HoneyAI does not hardcode system responses. A Persona Forge generates fictional but internally consistent host identities: bash histories, process tables, filesystem trees, network state, and login banners. Each persona is backed by a structured JSON document that the LLM consults on every adversary interaction. The Forge specification runs 961 lines. Renderer modules translate the LLM’s internal responses into protocol-correct wire format—SSH escape sequences, FTP status codes, Telnet IAC negotiations—so the adversary sees authentic protocol behavior even though the underlying “system” is entirely fictional.
The Framework LED Monitor Daemon—a C implementation that displays real-time CPU, memory, battery, disk I/O, and network metrics on Framework Laptop 16 LED input modules—received a minor update on May 17th correcting the attribution last name for the original Python implementation author. The daemon itself, which uses multi-threaded architecture with adaptive brightness and systemd integration, continues to run on Ron’s daily-driver laptop.

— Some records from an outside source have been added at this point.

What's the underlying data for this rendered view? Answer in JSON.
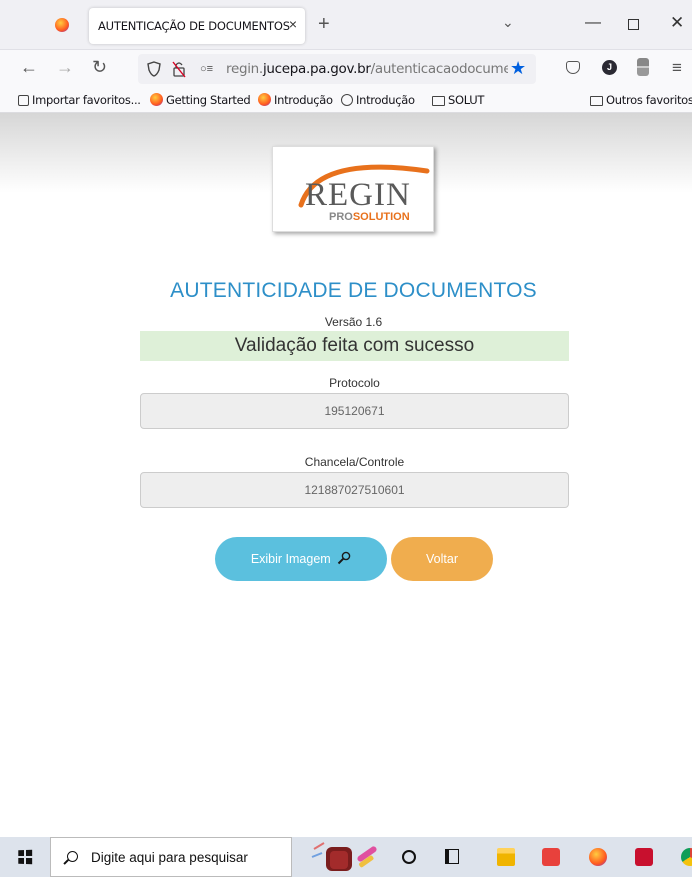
{
  "browser": {
    "tab_title": "AUTENTICAÇÃO DE DOCUMENTOS",
    "tab_close": "×",
    "new_tab": "+",
    "url_plain": "regin.",
    "url_domain": "jucepa.pa.gov.br",
    "url_path": "/autenticacaodocumento"
  },
  "bookmarks": [
    {
      "label": "Importar favoritos...",
      "icon": "import-icon"
    },
    {
      "label": "Getting Started",
      "icon": "firefox-icon"
    },
    {
      "label": "Introdução",
      "icon": "firefox-icon"
    },
    {
      "label": "Introdução",
      "icon": "globe-icon"
    },
    {
      "label": "SOLUT",
      "icon": "folder-icon"
    },
    {
      "label": "Outros favoritos",
      "icon": "folder-icon"
    }
  ],
  "logo": {
    "name": "REGIN",
    "pro": "PRO",
    "solution": "SOLUTION"
  },
  "page": {
    "heading": "AUTENTICIDADE DE DOCUMENTOS",
    "version": "Versão 1.6",
    "success_message": "Validação feita com sucesso",
    "protocolo_label": "Protocolo",
    "protocolo_value": "195120671",
    "chancela_label": "Chancela/Controle",
    "chancela_value": "121887027510601",
    "btn_image": "Exibir Imagem",
    "btn_back": "Voltar"
  },
  "colors": {
    "heading": "#2d8fc8",
    "success_bg": "#def0d8",
    "btn_image": "#5bc0de",
    "btn_back": "#f0ad4e",
    "logo_orange": "#e8711c"
  },
  "taskbar": {
    "search_placeholder": "Digite aqui para pesquisar"
  }
}
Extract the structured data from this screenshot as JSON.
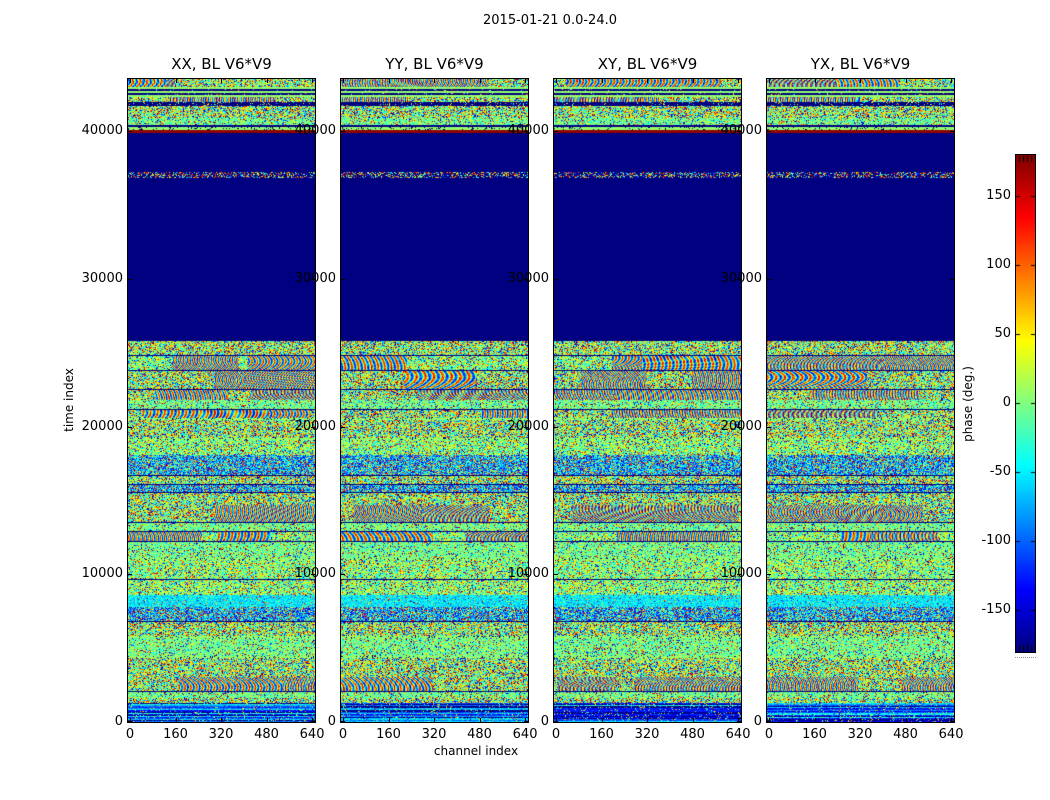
{
  "figure": {
    "title": "2015-01-21 0.0-24.0",
    "background": "#ffffff"
  },
  "chart_data": {
    "type": "heatmap",
    "title": "2015-01-21 0.0-24.0",
    "xlabel": "channel index",
    "ylabel": "time index",
    "xlim": [
      0,
      654
    ],
    "ylim": [
      0,
      43520
    ],
    "xticks": [
      0,
      160,
      320,
      480,
      640
    ],
    "yticks": [
      0,
      10000,
      20000,
      30000,
      40000
    ],
    "colormap": "jet",
    "grid": false,
    "panels": [
      {
        "id": "xx",
        "title": "XX, BL V6*V9",
        "seed": 101
      },
      {
        "id": "yy",
        "title": "YY, BL V6*V9",
        "seed": 202
      },
      {
        "id": "xy",
        "title": "XY, BL V6*V9",
        "seed": 303
      },
      {
        "id": "yx",
        "title": "YX, BL V6*V9",
        "seed": 404
      }
    ],
    "colorbar": {
      "label": "phase (deg.)",
      "clim": [
        -180,
        180
      ],
      "ticks": [
        150,
        100,
        50,
        0,
        -50,
        -100,
        -150
      ],
      "top_color": "#7f0000",
      "bottom_color": "#00007f"
    },
    "colors": {
      "navy": "#00007f",
      "red_line": "#9f0000",
      "pale_green": "#7dff7d"
    },
    "structure_seed": 7,
    "regions": [
      {
        "t0": 43520,
        "t1": 43000,
        "kind": "noise"
      },
      {
        "t0": 43000,
        "t1": 42330,
        "kind": "stripes"
      },
      {
        "t0": 42330,
        "t1": 41990,
        "kind": "noise"
      },
      {
        "t0": 41990,
        "t1": 41690,
        "kind": "navy_speckle"
      },
      {
        "t0": 41690,
        "t1": 40890,
        "kind": "noise"
      },
      {
        "t0": 40890,
        "t1": 40440,
        "kind": "green_speckle"
      },
      {
        "t0": 40440,
        "t1": 40240,
        "kind": "navy"
      },
      {
        "t0": 40240,
        "t1": 40090,
        "kind": "green_row"
      },
      {
        "t0": 40090,
        "t1": 39870,
        "kind": "red_line"
      },
      {
        "t0": 39870,
        "t1": 37230,
        "kind": "navy"
      },
      {
        "t0": 37230,
        "t1": 36830,
        "kind": "noise_sparse"
      },
      {
        "t0": 36830,
        "t1": 25800,
        "kind": "navy"
      },
      {
        "t0": 25800,
        "t1": 8600,
        "kind": "noise_structured"
      },
      {
        "t0": 8600,
        "t1": 7800,
        "kind": "cyan_band"
      },
      {
        "t0": 7800,
        "t1": 1300,
        "kind": "noise_structured"
      },
      {
        "t0": 1300,
        "t1": 0,
        "kind": "blue_streaks"
      }
    ]
  }
}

The month’s output tells a story about the detection side of security. SensorGrind grinds raw honeypot telemetry into structured threat intelligence. HoneyAI reimagines the honeypot itself as an AI-driven deception platform. RatCatcher applies neural network detection to a different kind of adversary entirely. LocalLLMPerf measures the local inference infrastructure that powers the AI in all of them. Four projects, four angles on the same question: what do you see, and how fast can you make sense of it?

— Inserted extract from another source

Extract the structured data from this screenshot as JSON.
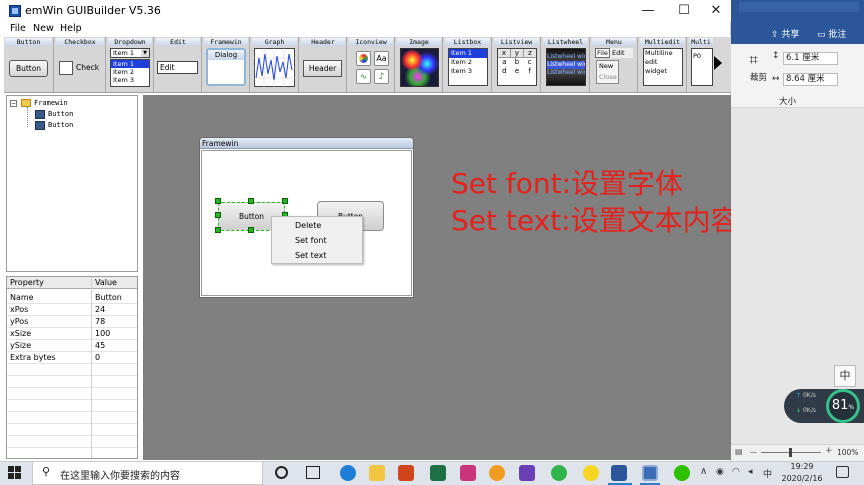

The honeypi00 sensor’s real-time clock has been intermittently resetting to 2019-02-14 since September 2025. The consolidator detects per-file skew by finding FortiGate date= time= tz= lines and newsyslog ISO-UTC prefixes in the same syslog stream, then rewrites both the leading ISO timestamp column and each event’s embedded PacketTime: field. The skew dossier is preserved as both markdown and Parquet for auditability.

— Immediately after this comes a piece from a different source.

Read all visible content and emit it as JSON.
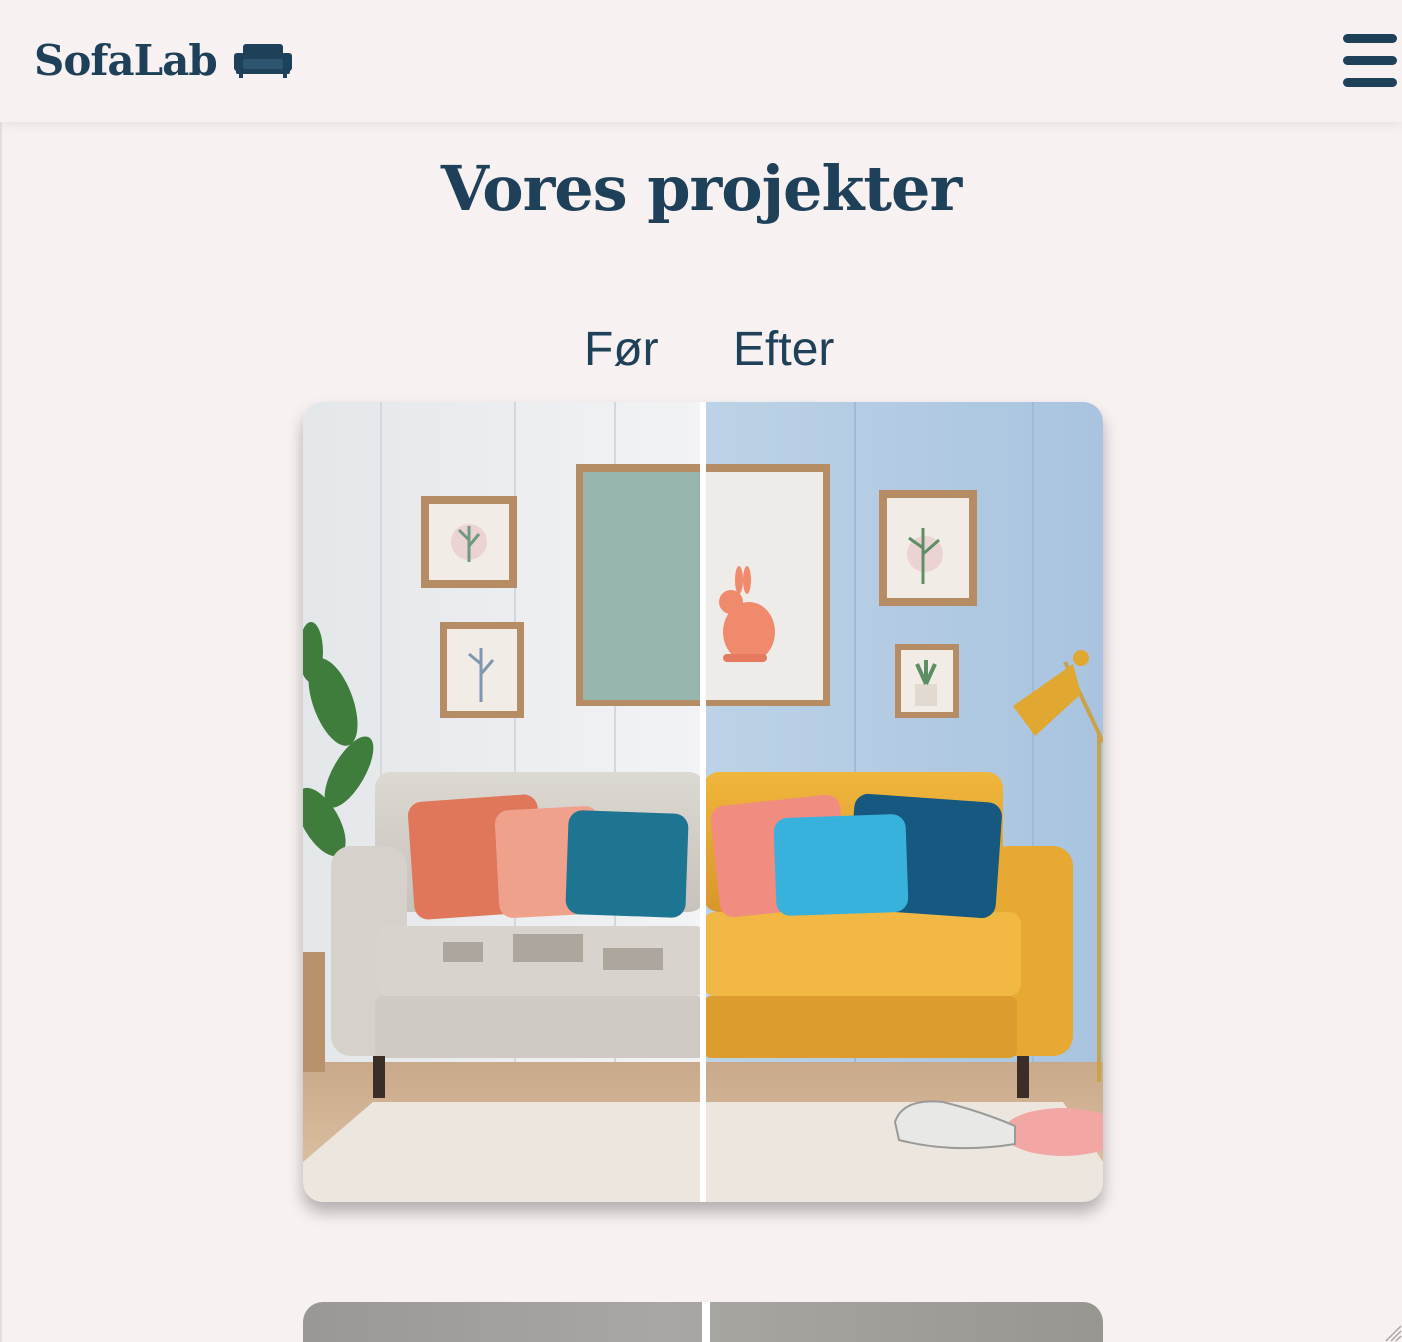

Adversary “commands” are never executed. They are evaluated as prompts, and the LLM’s output is returned verbatim as if it were the system’s response. This is a load-bearing safety property: the “filesystem” and “processes” are JSON, not real. The seccomp-bpf filter enforces a strict syscall allowlist; violations trigger SIGSYS. Landlock restricts filesystem visibility. Nftables rules scoped to the process UID block all outbound network except the protocol listeners.
HTTP telemetry scraping at 10 Hz across four cluster nodes means 40 round trips per second with kilobytes of header overhead wrapping 200 bytes of actual data. ZeroMQ REQ/REP with msgpack payloads eliminates the framing waste and, critically, allows the harness to poll on request-aligned timestamps rather than on the scraper’s clock. When a benchmark request arrives at T=0, the harness captures cluster state at exact 100ms offsets through the response lifecycle.
MOG2 background subtraction runs on every frame at 320×240 resolution with morphological cleanup (3×3 erode, 7×7 dilate) and a 0.5% minimum contour area gate. A grid-based cooldown system (8×6 cells, 2-second default) prevents duplicate detections from the same region. Optional ROI polygon masking restricts detection zones. The result: 90% of frames skip neural network inference entirely, preserving the RPi 5’s compute budget for frames that actually contain visitors.